Saturday, April 27, 2013

Blood of the Fathers







“With the gun which was too big for him, the breech-loader which did not even belong to him but to Major de Spain and which he had fired only once, at a stump on the first day to learn the recoil and how to reload it with the paper shells, he stood against a big gum tree beside a little bayou whose black still water crept without motion out of a cane-brake, across a small clearing and into the cane again, where, invisible, a bird, the big woodpecker called Lord-to-God by negroes, clattered at a dead trunk. It was a stand like any other stand, dissimilar only in incidentals to the one where he had stood each morning for two weeks; a territory new to him yet no less familiar than that other one which after two weeks he had come to believe he knew a little--the same solitude, the same loneliness through which frail and timorous man had merely passed without altering it, leaving no mark nor scar, which looked exactly as it must have looked when the first ancestor of Sam fathers' Chickasaw predecessors crept into it and looked about him, club or stone axe or bone arrow drawn and ready, different only because, squatting at the edge of the kitchen, he had smelled the dogs huddled and cringing beneath it and saw the raked ear and side of the bitch that, as Sam had said, had to be brave once in order to keep on calling herself a dog, and saw yesterday in the earth beside the gutted log, the print of the living foot. He heard no dogs at all. He never did certainly hear them. He only heard the drumming of the woodpecker stop short off, and knew that the bear was looking at him. he did not move, holding the useless gun which he knew now he would never fire at it, now or ever, tasting in his saliva that taint of brass which he had smelled in the huddled dogs when he peered under the kitchen.”  ― William Faulkner, Go Down, Moses

Go Down, Moses

Go Down, Moses 

by William Faulkner


Go Down, Moses marks the end of William Faulkner's period of greatest creativity.
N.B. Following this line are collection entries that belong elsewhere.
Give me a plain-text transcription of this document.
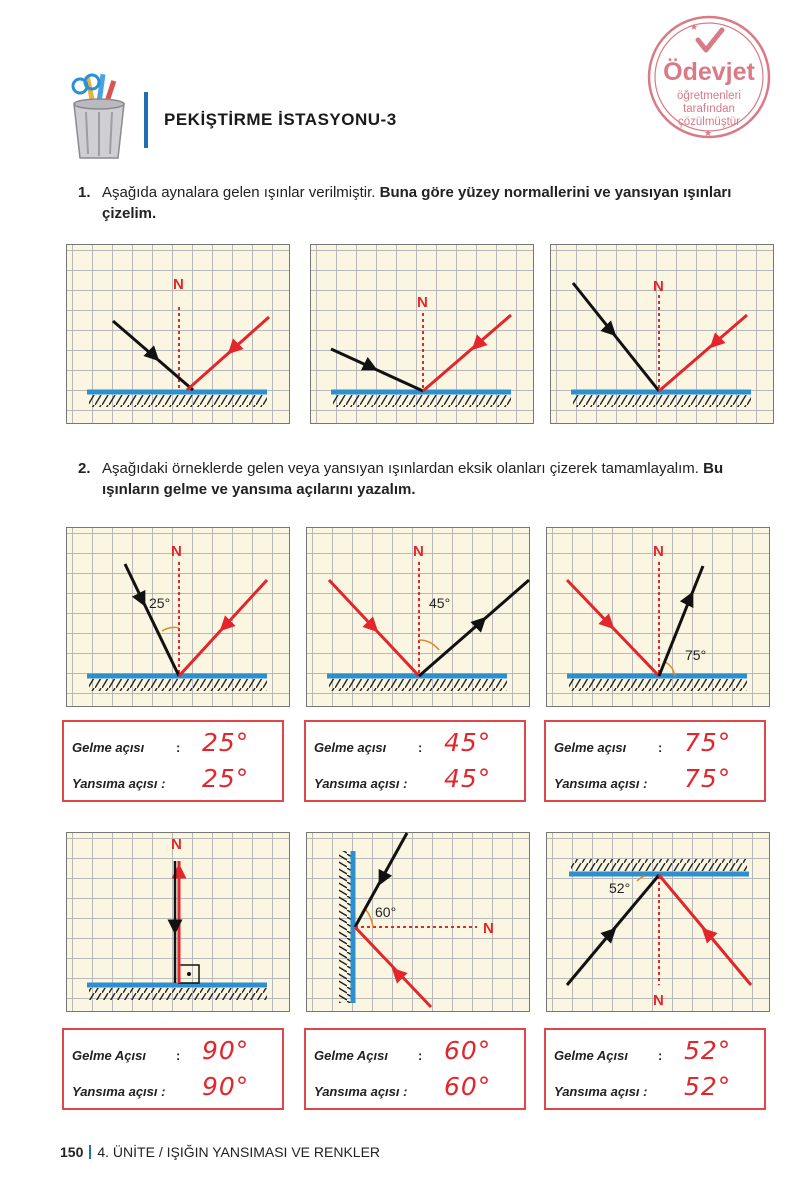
PEKİŞTİRME İSTASYONU-3
★
★
Ödevjet
öğretmenleri
tarafından
çözülmüştür
1. Aşağıda aynalara gelen ışınlar verilmiştir. Buna göre yüzey normallerini ve yansıyan ışınları çizelim.
N
N
N
2. Aşağıdaki örneklerde gelen veya yansıyan ışınlardan eksik olanları çizerek tamamlayalım. Bu ışınların gelme ve yansıma açılarını yazalım.
N
25°
N
45°
N
75°
Gelme açısı : 25°
Yansıma açısı : 25°
Gelme açısı : 45°
Yansıma açısı : 45°
Gelme açısı : 75°
Yansıma açısı : 75°
N
N
60°
N
52°
Gelme Açısı : 90°
Yansıma açısı : 90°
Gelme Açısı : 60°
Yansıma açısı : 60°
Gelme Açısı : 52°
Yansıma açısı : 52°
150 4. ÜNİTE / IŞIĞIN YANSIMASI VE RENKLER
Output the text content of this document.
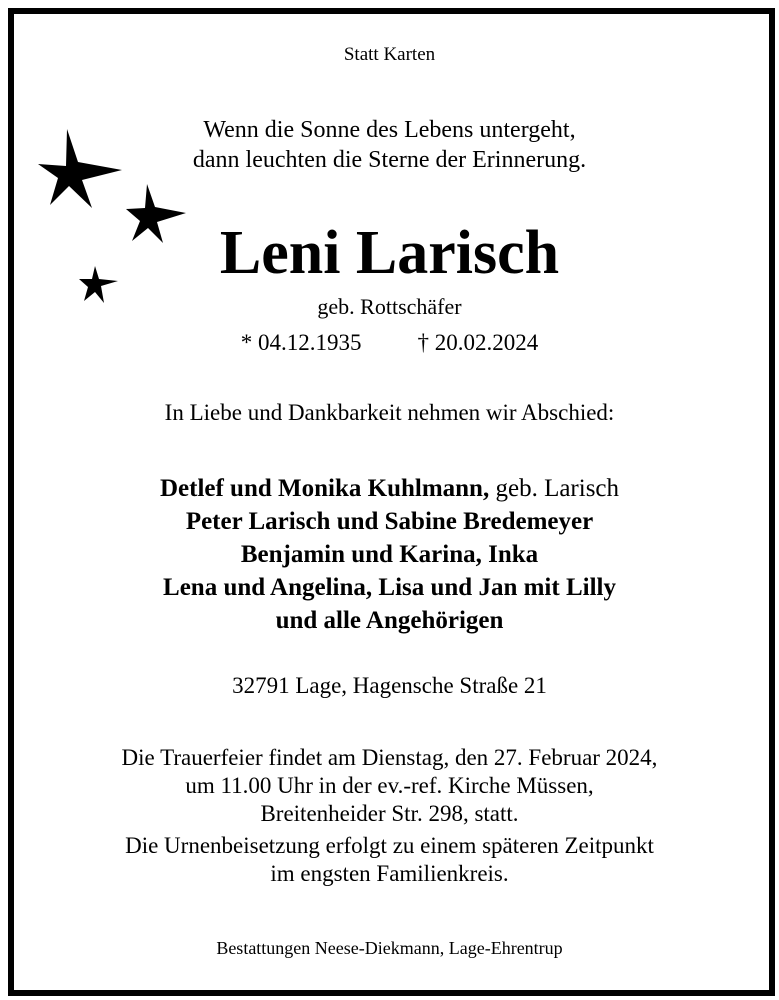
Statt Karten
Wenn die Sonne des Lebens untergeht,
dann leuchten die Sterne der Erinnerung.
Leni Larisch
geb. Rottschäfer
* 04.12.1935 † 20.02.2024
In Liebe und Dankbarkeit nehmen wir Abschied:
Detlef und Monika Kuhlmann, geb. Larisch
Peter Larisch und Sabine Bredemeyer
Benjamin und Karina, Inka
Lena und Angelina, Lisa und Jan mit Lilly
und alle Angehörigen
32791 Lage, Hagensche Straße 21
Die Trauerfeier findet am Dienstag, den 27. Februar 2024,
um 11.00 Uhr in der ev.-ref. Kirche Müssen,
Breitenheider Str. 298, statt.
Die Urnenbeisetzung erfolgt zu einem späteren Zeitpunkt
im engsten Familienkreis.
Bestattungen Neese-Diekmann, Lage-Ehrentrup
In this novel built out of interconnected stories he addresses themes that connect with and overlap those in other of his works of this period, particularly The Hamlet. The idea of time - past, present and future - is connected throughout the novel by blood; the bloodlines of the family. Faulkner's book of stories is named for the last one in the book.  There are only seven of which one, "The Fire and the Heart", extends to novella length. Previously published in popular magazines, like Harper's and the Atlantic Monthly these stories are more accessible than some of Faulkner's more intense novels.

"to the boy those old times would cease to be old times and would become a part of the boy's present, not only as if they had happened yesterday but as if they were still happening," (p. 165)

The blood of the fathers, their 'curse', becomes one of the themes in the first three stories: "Was", "The Fire and the Hearth", and "Pantaloon in Black".

"Then one day the old curse of his fathers, the old haughty ancestral pride based not on any value but on an accident of geography, stemmed not from courage and honor but from wrong and shame, descended to him." (p. 107)

The relations between the races and the nature of the family in these stories are also important for Faulkner. The hearth suggests connections with the Anglo-Irish culture from which the McCaslins originated. After all the McCaslin's heritage is one of tension and guilt bred into them like DNA in their genes. The initiation of the young into this culture is presented in "The Old People" when Ike becomes a man, and is repeated in "The Bear" (this last story has resonance all the way back to The Odyssey of Homer in which Odysseus undergoes a not dissimilar experience). There is also the theme of man versus nature through the contrast of the natural man with the social man of civilization. I also sensed a resonance with the Rousseau-like view of the world in the emphasis on getting away from civilization in The Bear. This can also be read in the tradition of Twain's Huckleberry Finn. Ultimately, we see in Go Down, Moses Faulkner's mythic world of Yoknapatawpha County that we first met in Sartoris as it once more presents its people, their land, and their ghosts. How they relate to our world today is up to the reader to decide.